Column widths must be of a "flowing" size, expanding as necessary to accommodate very long numbers in any data cells, or very long headers associated with the column.

Cells containing integers (without decimal points) should still display numbers, with the numbers aligned in the same position as if a decimal character were present. (For example, the number 512 should still align correctly with a cell that only contains "512" instead of "512".)

Font should be irrelevant; monospaced should not be required.

Finally, the numbers must also be centered in the column as much as possible while keeping the decimal points (visible and implicit!) aligned. Specifically, the width of the "left white space" of the cell with the most characters before the decimal character (or simply the majority of characters if no decimal character is present) must be equal to the width of the "right white space" of the cell The width is the same. The cell with the most characters after the first decimal character.

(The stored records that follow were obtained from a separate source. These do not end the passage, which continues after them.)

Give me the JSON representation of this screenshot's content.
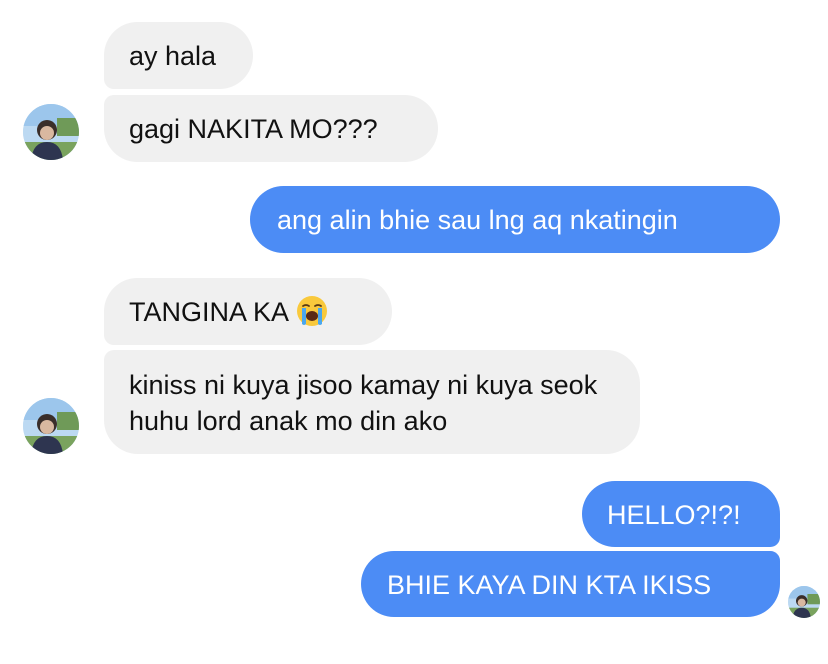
{
  "messages": [
    {
      "id": "m1",
      "side": "incoming",
      "text": "ay hala"
    },
    {
      "id": "m2",
      "side": "incoming",
      "text": "gagi NAKITA MO???"
    },
    {
      "id": "m3",
      "side": "outgoing",
      "text": "ang alin bhie sau lng aq nkatingin"
    },
    {
      "id": "m4",
      "side": "incoming",
      "text": "TANGINA KA",
      "emoji": "loudly-crying-face-emoji"
    },
    {
      "id": "m5",
      "side": "incoming",
      "text": "kiniss ni kuya jisoo kamay ni kuya seok huhu lord anak mo din ako"
    },
    {
      "id": "m6",
      "side": "outgoing",
      "text": "HELLO?!?!"
    },
    {
      "id": "m7",
      "side": "outgoing",
      "text": "BHIE KAYA DIN KTA IKISS"
    }
  ],
  "avatars": [
    {
      "id": "incoming-avatar",
      "icon": "profile-photo-avatar"
    },
    {
      "id": "read-receipt-avatar",
      "icon": "profile-photo-avatar"
    }
  ],
  "colors": {
    "incoming_bubble": "#f0f0f0",
    "outgoing_bubble": "#4c8cf5",
    "incoming_text": "#111111",
    "outgoing_text": "#ffffff"
  }
}
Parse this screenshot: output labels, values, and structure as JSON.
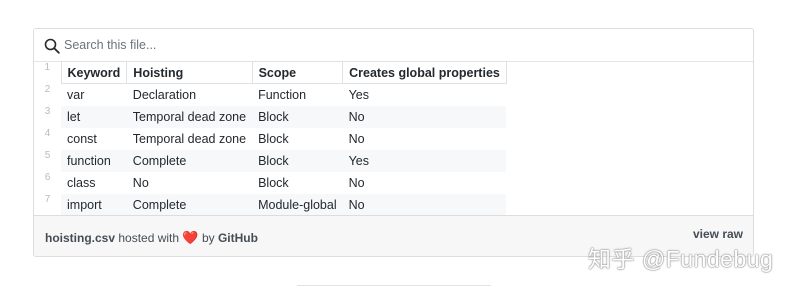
{
  "search": {
    "placeholder": "Search this file..."
  },
  "table": {
    "line_numbers": [
      "1",
      "2",
      "3",
      "4",
      "5",
      "6",
      "7"
    ],
    "headers": [
      "Keyword",
      "Hoisting",
      "Scope",
      "Creates global properties"
    ],
    "rows": [
      [
        "var",
        "Declaration",
        "Function",
        "Yes"
      ],
      [
        "let",
        "Temporal dead zone",
        "Block",
        "No"
      ],
      [
        "const",
        "Temporal dead zone",
        "Block",
        "No"
      ],
      [
        "function",
        "Complete",
        "Block",
        "Yes"
      ],
      [
        "class",
        "No",
        "Block",
        "No"
      ],
      [
        "import",
        "Complete",
        "Module-global",
        "No"
      ]
    ]
  },
  "footer": {
    "filename": "hoisting.csv",
    "hosted_with": "hosted with",
    "heart": "❤️",
    "by": "by",
    "host": "GitHub",
    "view_raw": "view raw"
  },
  "watermark": "知乎 @Fundebug",
  "colors": {
    "heart": "#d73a49",
    "border": "#dddddd",
    "footer_bg": "#f7f7f7",
    "stripe": "#f6f8fa"
  },
  "icons": {
    "search": "search-icon"
  }
}
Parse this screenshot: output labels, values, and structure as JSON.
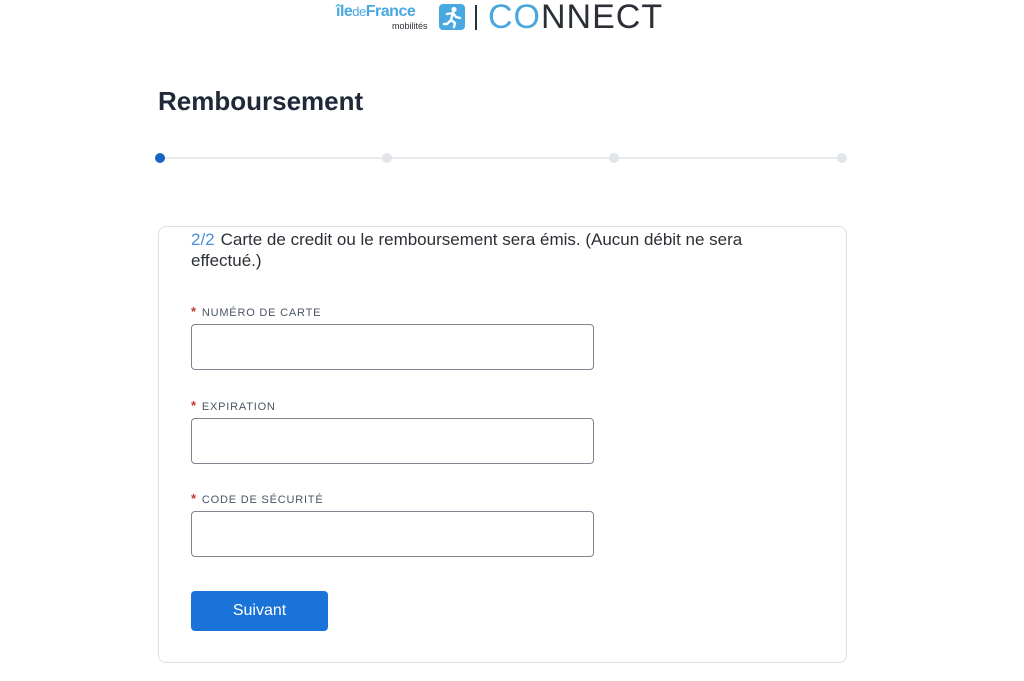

For the final requirement, I specifically said "characters" rather than "numbers" because the table layout should handle symbolic characters such as plus/minus signs in front of numbers, and letters such as measurement unit abbreviations appended after numbers.

The HTML 4.01 specification "by definition" allows such layouts to be easily accomplished using simple HTML tables. (Split the data by decimal character into two inner cells of a 4-column colgroup, with the outer two cols width="*" and the inner two cols width="0*" . Right-align the cells containing the integer part of the number, and left-align the cells containing the decimal and decimal parts of the number. Set these two cells to nowrap, and then set the # of the table ##cellpadding="0" cellspacing="0" rule="group".)

But a lot of people say this is bad and should be formatted using CSS instead of tables. I also learned that a table with semantically correct data should keep these numbers intact in a single cell. But I haven't found any CSS way to achieve the desired formatting!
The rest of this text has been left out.